JAKARTA - Langkah Pemerintah untuk mengefisienkan belanja negara dengan merealokasi pos-pos belanja yang tidak produktif ke sektor yang lebih produktif dinilai sebagai keputusan tepat di tengah keterbatasan untuk meningkatkan penerimaan negara. 

Namun demikian, realokasi belanja negara juga berpotensi menekan pertumbuhan ekonomi jika tidak dikelola secara tepat.

Pengamat ekonomi dari Universitas Paramadina, Wijayanto Samirin mengatakan kebijakan efisiensi anggaran memang akan mengarahkan pembangunan lebih sesuai dengan prioritas nasional.

“Realokasi belanja APBN akan membuat sebagian pihak diuntungkan, sebagian yang lain dirugikan, tetapi paling tidak arah pembangunan akan lebih sesuai dengan yang dimaui pemerintah,” kata Wijayanto kepada Antara di Jakarta, Jumat (31/1).

Menurut Wijayanto, dampak Anggaran Pendapatan dan Belanja Negara (APBN) terhadap ekonomi sangat bergantung pada ukuran dan alokasinya.

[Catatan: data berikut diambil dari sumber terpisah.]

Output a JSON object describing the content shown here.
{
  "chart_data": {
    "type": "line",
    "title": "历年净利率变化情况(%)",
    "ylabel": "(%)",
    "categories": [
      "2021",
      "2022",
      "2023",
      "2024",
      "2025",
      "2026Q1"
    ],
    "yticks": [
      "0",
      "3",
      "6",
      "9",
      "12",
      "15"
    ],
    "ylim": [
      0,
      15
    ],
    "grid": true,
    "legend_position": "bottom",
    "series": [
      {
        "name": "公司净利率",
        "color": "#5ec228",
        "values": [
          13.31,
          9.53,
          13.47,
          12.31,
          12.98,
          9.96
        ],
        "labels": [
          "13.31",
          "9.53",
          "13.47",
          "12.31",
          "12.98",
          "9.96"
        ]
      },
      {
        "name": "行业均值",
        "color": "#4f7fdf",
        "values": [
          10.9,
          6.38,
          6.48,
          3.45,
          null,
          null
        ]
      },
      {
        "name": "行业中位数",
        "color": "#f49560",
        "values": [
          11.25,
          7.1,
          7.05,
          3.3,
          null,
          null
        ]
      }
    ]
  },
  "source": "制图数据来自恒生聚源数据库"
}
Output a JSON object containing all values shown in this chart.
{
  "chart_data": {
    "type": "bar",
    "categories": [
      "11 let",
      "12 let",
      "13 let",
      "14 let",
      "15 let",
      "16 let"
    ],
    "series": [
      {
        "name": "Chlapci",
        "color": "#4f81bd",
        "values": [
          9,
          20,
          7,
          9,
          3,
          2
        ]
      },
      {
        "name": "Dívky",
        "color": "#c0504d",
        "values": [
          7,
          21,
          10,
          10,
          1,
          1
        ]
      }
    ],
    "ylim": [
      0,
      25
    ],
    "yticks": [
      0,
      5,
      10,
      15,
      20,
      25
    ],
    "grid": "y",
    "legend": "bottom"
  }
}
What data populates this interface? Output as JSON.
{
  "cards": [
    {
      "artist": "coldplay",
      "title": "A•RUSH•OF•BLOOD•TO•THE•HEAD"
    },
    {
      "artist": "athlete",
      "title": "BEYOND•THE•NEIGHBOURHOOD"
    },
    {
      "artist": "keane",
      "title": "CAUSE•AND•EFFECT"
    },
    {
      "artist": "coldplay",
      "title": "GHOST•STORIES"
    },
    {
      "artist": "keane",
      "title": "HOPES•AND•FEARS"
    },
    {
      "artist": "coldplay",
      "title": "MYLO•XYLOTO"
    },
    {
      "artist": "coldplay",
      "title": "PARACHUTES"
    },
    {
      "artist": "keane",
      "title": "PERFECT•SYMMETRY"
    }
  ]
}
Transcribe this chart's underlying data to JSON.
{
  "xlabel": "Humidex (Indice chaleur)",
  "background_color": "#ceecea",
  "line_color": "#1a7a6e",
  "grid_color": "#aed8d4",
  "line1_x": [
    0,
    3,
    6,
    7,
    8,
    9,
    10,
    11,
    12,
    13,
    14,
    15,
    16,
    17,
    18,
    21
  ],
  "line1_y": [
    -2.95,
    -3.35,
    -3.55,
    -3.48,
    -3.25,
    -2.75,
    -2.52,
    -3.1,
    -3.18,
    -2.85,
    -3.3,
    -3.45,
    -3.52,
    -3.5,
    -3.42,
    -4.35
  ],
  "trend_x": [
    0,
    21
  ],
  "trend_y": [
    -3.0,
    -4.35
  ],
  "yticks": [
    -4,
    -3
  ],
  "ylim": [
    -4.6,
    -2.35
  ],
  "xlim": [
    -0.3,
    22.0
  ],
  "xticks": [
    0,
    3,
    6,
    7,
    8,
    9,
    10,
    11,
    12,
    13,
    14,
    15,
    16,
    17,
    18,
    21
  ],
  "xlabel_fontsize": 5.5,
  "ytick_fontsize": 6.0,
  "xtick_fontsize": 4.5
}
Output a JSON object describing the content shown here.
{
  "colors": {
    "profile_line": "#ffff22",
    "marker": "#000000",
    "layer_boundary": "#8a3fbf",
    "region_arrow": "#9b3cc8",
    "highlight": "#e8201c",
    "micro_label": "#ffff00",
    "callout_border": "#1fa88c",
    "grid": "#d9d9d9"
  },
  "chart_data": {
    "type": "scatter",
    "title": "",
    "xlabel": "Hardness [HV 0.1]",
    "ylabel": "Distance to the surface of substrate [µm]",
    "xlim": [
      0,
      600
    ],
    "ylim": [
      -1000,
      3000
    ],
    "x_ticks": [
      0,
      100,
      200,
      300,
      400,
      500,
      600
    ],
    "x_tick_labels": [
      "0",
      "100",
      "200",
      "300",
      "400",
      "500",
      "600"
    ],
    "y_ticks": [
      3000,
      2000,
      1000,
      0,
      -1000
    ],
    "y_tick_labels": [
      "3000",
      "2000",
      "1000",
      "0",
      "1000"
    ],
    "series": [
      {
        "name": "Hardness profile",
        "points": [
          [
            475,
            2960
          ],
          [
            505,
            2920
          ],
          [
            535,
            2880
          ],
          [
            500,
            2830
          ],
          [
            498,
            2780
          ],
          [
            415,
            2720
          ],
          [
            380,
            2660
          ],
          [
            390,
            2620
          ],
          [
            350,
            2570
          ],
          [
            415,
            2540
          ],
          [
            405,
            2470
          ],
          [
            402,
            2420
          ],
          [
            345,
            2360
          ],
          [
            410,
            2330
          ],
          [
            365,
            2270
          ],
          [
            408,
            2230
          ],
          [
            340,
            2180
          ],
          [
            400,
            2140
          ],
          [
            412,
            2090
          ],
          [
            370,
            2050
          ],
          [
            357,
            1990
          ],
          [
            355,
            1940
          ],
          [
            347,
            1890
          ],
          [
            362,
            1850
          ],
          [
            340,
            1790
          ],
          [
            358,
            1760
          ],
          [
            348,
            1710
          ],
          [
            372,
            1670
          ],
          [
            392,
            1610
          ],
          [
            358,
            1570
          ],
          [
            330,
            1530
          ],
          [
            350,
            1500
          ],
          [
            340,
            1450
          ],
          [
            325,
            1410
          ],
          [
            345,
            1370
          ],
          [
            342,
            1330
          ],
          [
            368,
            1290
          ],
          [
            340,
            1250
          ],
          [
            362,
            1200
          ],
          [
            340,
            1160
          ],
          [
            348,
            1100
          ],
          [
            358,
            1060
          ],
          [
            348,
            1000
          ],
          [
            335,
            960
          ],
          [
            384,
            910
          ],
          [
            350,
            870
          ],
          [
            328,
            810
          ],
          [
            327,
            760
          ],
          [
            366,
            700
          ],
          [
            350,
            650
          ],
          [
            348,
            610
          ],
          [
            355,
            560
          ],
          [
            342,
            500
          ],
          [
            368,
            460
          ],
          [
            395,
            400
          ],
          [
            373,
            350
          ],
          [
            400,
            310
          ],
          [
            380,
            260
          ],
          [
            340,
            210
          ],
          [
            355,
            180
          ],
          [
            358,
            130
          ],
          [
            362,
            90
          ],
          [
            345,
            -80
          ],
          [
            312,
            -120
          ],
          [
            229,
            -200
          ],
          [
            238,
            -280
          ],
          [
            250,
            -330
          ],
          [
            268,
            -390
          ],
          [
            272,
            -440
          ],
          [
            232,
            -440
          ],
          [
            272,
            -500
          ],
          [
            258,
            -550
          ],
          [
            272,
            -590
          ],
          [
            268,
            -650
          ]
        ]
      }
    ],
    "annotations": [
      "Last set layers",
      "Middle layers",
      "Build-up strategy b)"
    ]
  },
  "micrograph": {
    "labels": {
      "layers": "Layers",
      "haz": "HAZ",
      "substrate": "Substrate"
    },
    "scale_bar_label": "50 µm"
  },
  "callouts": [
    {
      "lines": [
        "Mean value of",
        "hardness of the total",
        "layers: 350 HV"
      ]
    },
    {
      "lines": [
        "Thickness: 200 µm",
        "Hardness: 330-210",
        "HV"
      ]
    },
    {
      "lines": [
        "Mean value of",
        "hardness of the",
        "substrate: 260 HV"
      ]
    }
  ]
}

Efisiensi pengeluaran memang bisa meningkatkan efektivitas APBN, tetapi juga bisa menimbulkan efek negatif bagi sektor-sektor tertentu.

Misalnya, pengurangan biaya meeting dan perjalanan dinas akan menekan sektor perhotelan dan transportasi secara masif. Kondisi seperti itu pernah terjadi pada awal pemerintahan Jokowi-Jusuf Kalla, namun akhirnya dilonggarkan karena dampaknya terhadap pelaku usaha dan tenaga kerja.

Realisasi efisiensi anggaran dilakukan berdasarkan surat bernomor S-37/MK.02/2025 yang dikeluarkan Kementerian Keuangan yang menetapkan pemangkasan anggaran pada 16 pos belanja, termasuk alat tulis kantor (90 persen), kegiatan seremonial (56,9 persen), serta perjalanan dinas (53,9 persen).

Pemangkasan anggaran infrastruktur, kajian kebijakan, dan jasa konsultasi jelasnya juga bisa menghambat proyek strategis atau pengembangan kebijakan berbasis riset. Sebab itu, sangat wajar apabila masyarakat mengaitkan efisiensi anggaran dengan program Makan Bergizi Gratis (MBG) yang membutuhkan dana besar.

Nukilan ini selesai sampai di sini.